Latest update Dec 19, 2022

A Filter for MS-Word Generated HTML Documents

One person. This project requires some knowledge of HTML.

MS Word can generate HTML versions of its documents. However, the way MS Word generates HTML documents has a number of drawbacks: they typically contain a lot of meta-information, which makes them bloated; they contain explicit font directives, typically to Windows-specific fonts, which makes them look ugly when viewed on non-Windows platforms; they often have lots of other formatting directives that are really not necessary if the document is used for normal browsing. All this goes against the original idea of the web that HTML documents should be "markup only", specifying only contents and not formatting, and that the documents should be browsable on any platform.

Very often, one would simply like to have a straight, universally viewable HTML document without any particular formatting or similar.
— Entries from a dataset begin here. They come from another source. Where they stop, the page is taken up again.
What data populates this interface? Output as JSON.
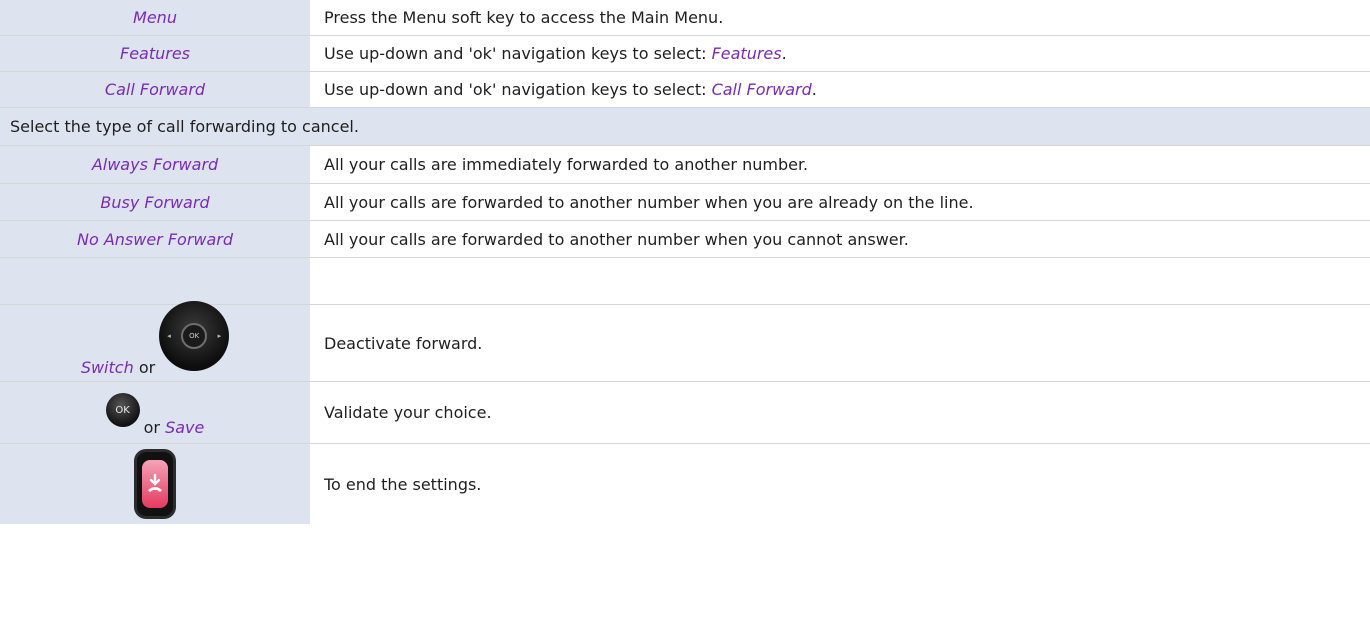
{
  "rows": [
    {
      "key": "Menu",
      "desc": "Press the Menu soft key to access the Main Menu."
    },
    {
      "key": "Features",
      "desc_prefix": "Use up-down and 'ok' navigation keys to select: ",
      "desc_em": "Features",
      "desc_suffix": "."
    },
    {
      "key": "Call Forward",
      "desc_prefix": "Use up-down and 'ok' navigation keys to select: ",
      "desc_em": "Call Forward",
      "desc_suffix": "."
    }
  ],
  "section_header": "Select the type of call forwarding to cancel.",
  "forward_types": [
    {
      "key": "Always Forward",
      "desc": "All your calls are immediately forwarded to another number."
    },
    {
      "key": "Busy Forward",
      "desc": "All your calls are forwarded to another number when you are already on the line."
    },
    {
      "key": "No Answer Forward",
      "desc": "All your calls are forwarded to another number when you cannot answer."
    }
  ],
  "steps": {
    "switch": {
      "key": "Switch",
      "or": "or",
      "desc": "Deactivate forward.",
      "nav_ok": "OK",
      "icon": "navigator-key-icon"
    },
    "save": {
      "key": "Save",
      "or": "or",
      "desc": "Validate your choice.",
      "ok_label": "OK",
      "icon": "ok-key-icon"
    },
    "end": {
      "desc": "To end the settings.",
      "icon": "hang-up-key-icon"
    }
  }
}
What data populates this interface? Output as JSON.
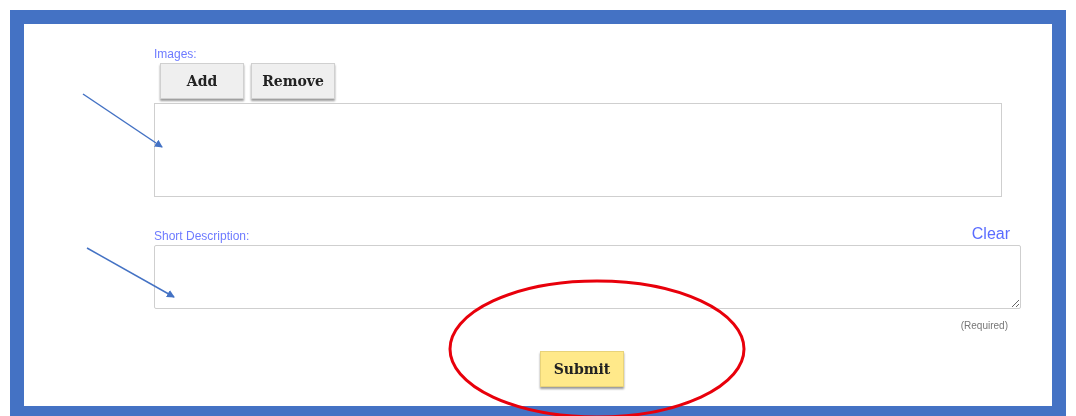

The task of this project is to write a filter that strips an MS-Word generated HTML file of all excess information and returns a "clean" HTML document that is browsable on any platform.

Since Microsoft does not reveal any documentation how they generate HTML, you will need to look at some MS-Word generated HTML files to see what they look like and what should be removed. This means that your filter cannot reasonably be perfect, but it should at least do a decent job for the most common "junk" found in these HTML files.

A crucial part of the project is to decide what information is to be considered "excessive". This is not always immediately clear, and can be different in different situations. Whatever choice you make should be motivated.

It might be good to think in terms of a general "purifier" of HTML code, that removes non-essential formatting information.

Test examples of MS Word-generated html files are found here (unfiltered), and here (filtered), both generated from the same Word document. Your filter should be able to strip both of a significant amount of excessive information.